The “how” for HAL0’s core algorithm is multi-layered. Some of these layers are trade secrets, I can disclose one. Portfolio optimization involves creating an “efficient frontier” comprised of various portfolios along the frontier. Each of these portfolios can be farmed out in parallel to evaluate its risk and reward values. Depending on the parameters of a particular portfolio-optimization problem this first-order parallelism can provide roughly a 2-10x speedup — parallel, but not massively parallel.
HALo was developed under a paradigm I call CAP (congruent and parallel). Congruent in this context means that given the same starting configuration, HAL0 will always produce the same result. This is generally easy for single-threaded programs to accomplish, but often more difficult for programs running multiple threads on multiple cores. Maintaining congruence is extremely helpful in debugging parallel software, and is thus very important to Sigma1 software. [Coherent or Deterministic could be used in lieu of Congruent.]
As HAL0 development continued, I expanded the CAP acronym to CHIRP (Congruent, Heterogeneous, Intrinsically Recursively Parallel). Not only does CHIRP have a more open, happier connotation that CAP, it adds two additional tenets: heterogeneity and recursion.

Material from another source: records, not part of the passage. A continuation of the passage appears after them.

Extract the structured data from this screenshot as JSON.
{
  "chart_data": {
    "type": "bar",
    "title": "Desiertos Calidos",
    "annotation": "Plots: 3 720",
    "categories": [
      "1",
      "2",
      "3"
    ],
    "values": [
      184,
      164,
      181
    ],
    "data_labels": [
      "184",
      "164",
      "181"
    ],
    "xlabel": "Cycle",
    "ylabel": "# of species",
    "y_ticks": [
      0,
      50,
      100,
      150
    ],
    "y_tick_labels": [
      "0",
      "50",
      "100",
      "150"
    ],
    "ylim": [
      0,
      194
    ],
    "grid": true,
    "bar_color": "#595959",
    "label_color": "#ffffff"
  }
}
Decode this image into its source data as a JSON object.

Heterogeneity, in the context of CHIRP, means being able to run, in parallel, on a variety of machines will different computing capabilities. On on end of the spectrum, rather than requiring all machines in the cloud or compute queue having the exact same specs (CPU frequency, amount of RAM, etc), the machines can be different. On the other end of the spectrum, heterogeneity means running in parallel on multiple machines with different architectures (say x86 and ARM, or x86 and GPGPUs). This is not to say that HAL0 has complete heterogeneous support; it does not. HALo is, however, architected with modest support for heterogeneous solutions and extensibility for future enhancements.

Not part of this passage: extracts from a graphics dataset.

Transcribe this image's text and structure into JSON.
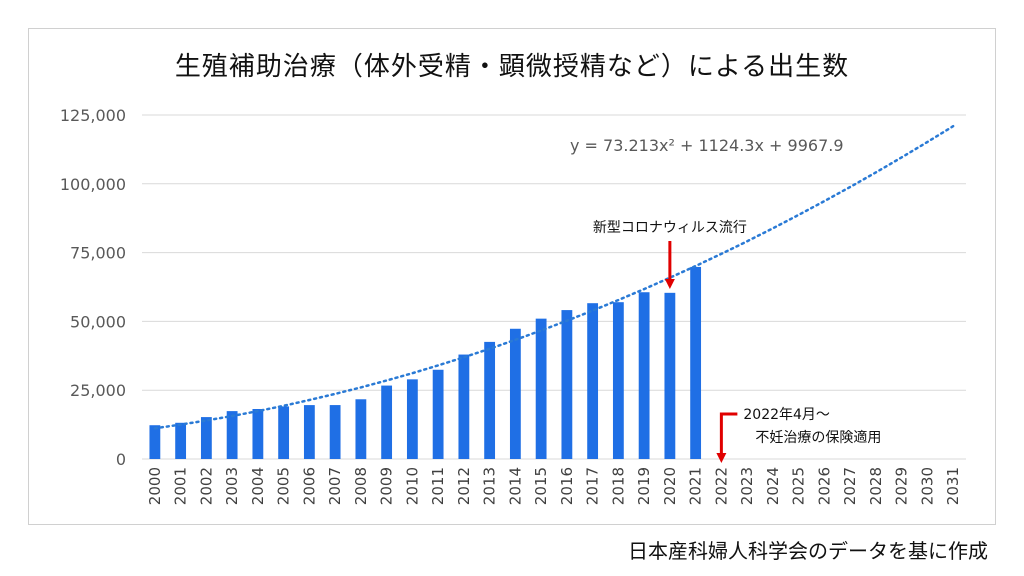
{
  "chart_data": {
    "type": "bar",
    "title": "生殖補助治療（体外受精・顕微授精など）による出生数",
    "categories": [
      "2000",
      "2001",
      "2002",
      "2003",
      "2004",
      "2005",
      "2006",
      "2007",
      "2008",
      "2009",
      "2010",
      "2011",
      "2012",
      "2013",
      "2014",
      "2015",
      "2016",
      "2017",
      "2018",
      "2019",
      "2020",
      "2021",
      "2022",
      "2023",
      "2024",
      "2025",
      "2026",
      "2027",
      "2028",
      "2029",
      "2030",
      "2031"
    ],
    "values": [
      12275,
      13158,
      15228,
      17400,
      18168,
      19112,
      19587,
      19595,
      21704,
      26680,
      28945,
      32426,
      37953,
      42554,
      47322,
      51001,
      54110,
      56617,
      56979,
      60598,
      60381,
      69797,
      null,
      null,
      null,
      null,
      null,
      null,
      null,
      null,
      null,
      null
    ],
    "ylim": [
      0,
      125000
    ],
    "yticks": [
      "0",
      "25,000",
      "50,000",
      "75,000",
      "100,000",
      "125,000"
    ],
    "ytick_values": [
      0,
      25000,
      50000,
      75000,
      100000,
      125000
    ],
    "grid": true,
    "bar_color": "#1f6fe5",
    "trendline": {
      "type": "polynomial",
      "a": 73.213,
      "b": 1124.3,
      "c": 9967.9,
      "equation": "y = 73.213x² + 1124.3x + 9967.9",
      "color": "#2a7ad5"
    },
    "annotations": [
      {
        "text": "新型コロナウィルス流行",
        "category": "2020",
        "arrow_color": "#e00000"
      },
      {
        "lines": [
          "2022年4月～",
          "不妊治療の保険適用"
        ],
        "category": "2022",
        "arrow_color": "#e00000"
      }
    ]
  },
  "source": "日本産科婦人科学会のデータを基に作成"
}
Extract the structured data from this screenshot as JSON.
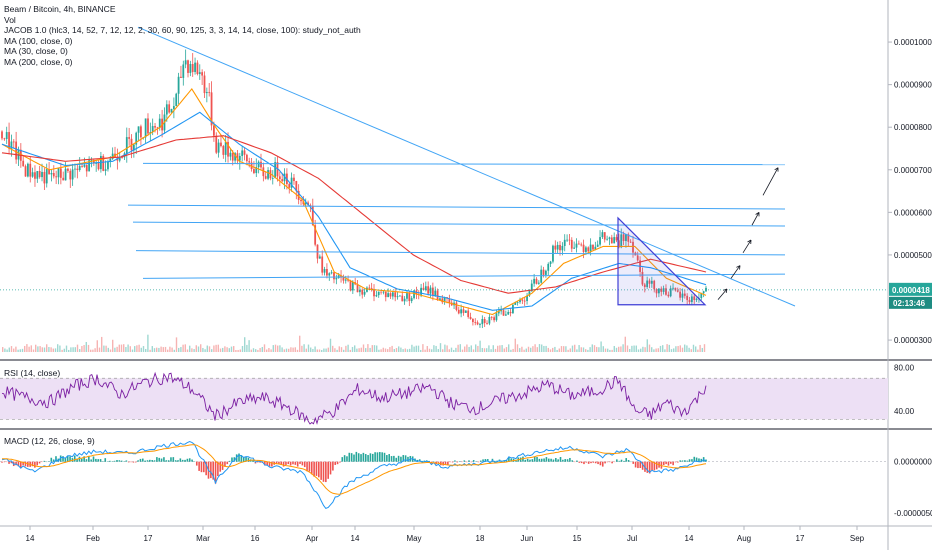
{
  "legend": {
    "title": "Beam / Bitcoin, 4h, BINANCE",
    "vol": "Vol",
    "indicators": [
      "JACOB 1.0 (hlc3, 14, 52, 7, 12, 12, 2, 30, 60, 90, 125, 3, 3, 14, 14, close, 100): study_not_auth",
      "MA (100, close, 0)",
      "MA (30, close, 0)",
      "MA (200, close, 0)"
    ]
  },
  "rsi_label": "RSI (14, close)",
  "macd_label": "MACD (12, 26, close, 9)",
  "colors": {
    "up": "#26a69a",
    "down": "#ef5350",
    "ma_blue": "#2196f3",
    "ma_orange": "#ff9800",
    "ma_red": "#e53935",
    "trend": "#42a5f5",
    "triangle": "#3f3fd6",
    "rsi": "#7b1fa2",
    "rsi_band": "#ede0f5",
    "macd": "#2196f3",
    "signal": "#ff9800",
    "last_price": "#26a69a"
  },
  "chart_data": [
    {
      "type": "candlestick",
      "title": "Beam / Bitcoin, 4h, BINANCE",
      "x_ticks": [
        "14",
        "Feb",
        "17",
        "Mar",
        "16",
        "Apr",
        "14",
        "May",
        "18",
        "Jun",
        "15",
        "Jul",
        "14",
        "Aug",
        "17",
        "Sep"
      ],
      "y_ticks": [
        "0.0001000",
        "0.0000900",
        "0.0000800",
        "0.0000700",
        "0.0000600",
        "0.0000500",
        "0.0000300"
      ],
      "ylim": [
        2.72e-05,
        0.000108
      ],
      "last_price": "0.0000418",
      "countdown": "02:13:46",
      "price_path": [
        [
          0,
          7.9e-05
        ],
        [
          3,
          7e-05
        ],
        [
          6,
          6.8e-05
        ],
        [
          10,
          7e-05
        ],
        [
          13,
          7.2e-05
        ],
        [
          16,
          7.6e-05
        ],
        [
          18,
          8e-05
        ],
        [
          20,
          8.1e-05
        ],
        [
          22,
          8.6e-05
        ],
        [
          23,
          9.6e-05
        ],
        [
          25,
          9.3e-05
        ],
        [
          26,
          8.8e-05
        ],
        [
          27,
          7.6e-05
        ],
        [
          29,
          7.4e-05
        ],
        [
          31,
          7.2e-05
        ],
        [
          33,
          6.9e-05
        ],
        [
          35,
          7e-05
        ],
        [
          37,
          6.6e-05
        ],
        [
          39,
          6.1e-05
        ],
        [
          40,
          4.9e-05
        ],
        [
          41,
          4.5e-05
        ],
        [
          43,
          4.4e-05
        ],
        [
          45,
          4.2e-05
        ],
        [
          48,
          4.1e-05
        ],
        [
          51,
          4e-05
        ],
        [
          54,
          4.2e-05
        ],
        [
          56,
          3.9e-05
        ],
        [
          58,
          3.7e-05
        ],
        [
          60,
          3.45e-05
        ],
        [
          62,
          3.5e-05
        ],
        [
          64,
          3.7e-05
        ],
        [
          66,
          4e-05
        ],
        [
          68,
          4.5e-05
        ],
        [
          70,
          5.2e-05
        ],
        [
          72,
          5.3e-05
        ],
        [
          74,
          5.2e-05
        ],
        [
          76,
          5.4e-05
        ],
        [
          78,
          5.25e-05
        ],
        [
          79,
          5.55e-05
        ],
        [
          80,
          5.1e-05
        ],
        [
          81,
          4.4e-05
        ],
        [
          83,
          4.2e-05
        ],
        [
          85,
          4.1e-05
        ],
        [
          87,
          3.95e-05
        ],
        [
          88,
          4e-05
        ],
        [
          89,
          4.18e-05
        ]
      ],
      "moving_averages": [
        {
          "name": "MA (30, close, 0)",
          "color": "#ff9800",
          "points": [
            [
              0,
              7.6e-05
            ],
            [
              6,
              7e-05
            ],
            [
              14,
              7.3e-05
            ],
            [
              20,
              8e-05
            ],
            [
              24,
              8.9e-05
            ],
            [
              27,
              8e-05
            ],
            [
              30,
              7.2e-05
            ],
            [
              34,
              6.9e-05
            ],
            [
              38,
              6.3e-05
            ],
            [
              42,
              4.6e-05
            ],
            [
              46,
              4.2e-05
            ],
            [
              52,
              4.1e-05
            ],
            [
              58,
              3.8e-05
            ],
            [
              62,
              3.6e-05
            ],
            [
              67,
              4.1e-05
            ],
            [
              71,
              4.8e-05
            ],
            [
              76,
              5.2e-05
            ],
            [
              80,
              5.2e-05
            ],
            [
              84,
              4.45e-05
            ],
            [
              89,
              4.05e-05
            ]
          ]
        },
        {
          "name": "MA (100, close, 0)",
          "color": "#2196f3",
          "points": [
            [
              0,
              7.6e-05
            ],
            [
              8,
              7.1e-05
            ],
            [
              14,
              7.2e-05
            ],
            [
              20,
              7.8e-05
            ],
            [
              25,
              8.35e-05
            ],
            [
              30,
              7.6e-05
            ],
            [
              35,
              7e-05
            ],
            [
              40,
              5.9e-05
            ],
            [
              44,
              4.7e-05
            ],
            [
              50,
              4.2e-05
            ],
            [
              56,
              4e-05
            ],
            [
              62,
              3.7e-05
            ],
            [
              67,
              3.8e-05
            ],
            [
              72,
              4.45e-05
            ],
            [
              78,
              4.8e-05
            ],
            [
              82,
              4.7e-05
            ],
            [
              89,
              4.3e-05
            ]
          ]
        },
        {
          "name": "MA (200, close, 0)",
          "color": "#e53935",
          "points": [
            [
              0,
              7.4e-05
            ],
            [
              8,
              7.2e-05
            ],
            [
              15,
              7.3e-05
            ],
            [
              22,
              7.7e-05
            ],
            [
              28,
              7.8e-05
            ],
            [
              34,
              7.4e-05
            ],
            [
              40,
              6.8e-05
            ],
            [
              46,
              5.9e-05
            ],
            [
              52,
              5e-05
            ],
            [
              58,
              4.4e-05
            ],
            [
              64,
              4.1e-05
            ],
            [
              70,
              4.25e-05
            ],
            [
              76,
              4.6e-05
            ],
            [
              82,
              4.9e-05
            ],
            [
              89,
              4.6e-05
            ]
          ]
        }
      ]
    },
    {
      "type": "line",
      "title": "RSI (14, close)",
      "y_ticks": [
        "80.00",
        "40.00"
      ],
      "ylim": [
        25,
        85
      ],
      "band": [
        32,
        70
      ],
      "points": [
        [
          0,
          58
        ],
        [
          3,
          52
        ],
        [
          6,
          48
        ],
        [
          9,
          62
        ],
        [
          12,
          70
        ],
        [
          15,
          55
        ],
        [
          18,
          66
        ],
        [
          21,
          72
        ],
        [
          24,
          60
        ],
        [
          27,
          35
        ],
        [
          30,
          48
        ],
        [
          33,
          52
        ],
        [
          36,
          44
        ],
        [
          39,
          30
        ],
        [
          42,
          40
        ],
        [
          45,
          60
        ],
        [
          48,
          52
        ],
        [
          51,
          56
        ],
        [
          54,
          62
        ],
        [
          57,
          46
        ],
        [
          60,
          42
        ],
        [
          63,
          50
        ],
        [
          66,
          56
        ],
        [
          69,
          64
        ],
        [
          72,
          54
        ],
        [
          75,
          58
        ],
        [
          78,
          68
        ],
        [
          80,
          40
        ],
        [
          82,
          36
        ],
        [
          84,
          48
        ],
        [
          86,
          38
        ],
        [
          88,
          52
        ],
        [
          89,
          64
        ]
      ]
    },
    {
      "type": "line",
      "title": "MACD (12, 26, close, 9)",
      "y_ticks": [
        "0.0000000",
        "-0.0000050"
      ],
      "ylim": [
        -6e-06,
        3e-06
      ],
      "series": [
        {
          "name": "MACD",
          "points": [
            [
              0,
              3e-07
            ],
            [
              4,
              -1e-06
            ],
            [
              8,
              5e-07
            ],
            [
              12,
              1e-06
            ],
            [
              16,
              8e-07
            ],
            [
              20,
              1.5e-06
            ],
            [
              24,
              2e-06
            ],
            [
              27,
              -2e-06
            ],
            [
              30,
              8e-07
            ],
            [
              34,
              -5e-07
            ],
            [
              38,
              -1e-06
            ],
            [
              41,
              -4.5e-06
            ],
            [
              44,
              -2e-06
            ],
            [
              48,
              -5e-07
            ],
            [
              52,
              2e-07
            ],
            [
              56,
              -5e-07
            ],
            [
              60,
              -2e-07
            ],
            [
              64,
              3e-07
            ],
            [
              68,
              1e-06
            ],
            [
              72,
              1.4e-06
            ],
            [
              76,
              5e-07
            ],
            [
              79,
              1.2e-06
            ],
            [
              82,
              -1e-06
            ],
            [
              85,
              -8e-07
            ],
            [
              88,
              0.0
            ],
            [
              89,
              2e-07
            ]
          ]
        }
      ]
    }
  ],
  "annotations": {
    "arrows": 5
  }
}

The recursive part of CHIRP is very important. Recursively parallel means that the same code can be run (forked) to solve sub-problems in parallel, and those sub-problems can be divided into sub-sub problems, etc. This means that the same tuned, tight, and tested code can leveraged in a massively parallel fashion.
By far the most performance-enhancing piece of HAL0 portfolio-optimization CHIRP is RP. The RP optimizations are projected to produce speedups of 50 to 100X over single-threaded performance (in a compute environment with, for example, 20 servers with 10 cores each). Moreover, the RP parts of HAL0 only require moderate bandwidth and are tolerant of relatively high latency (say, 100 ms).
Bottom line: HAL0 portfolio-optimization software is designed to be scalable and massively parallel.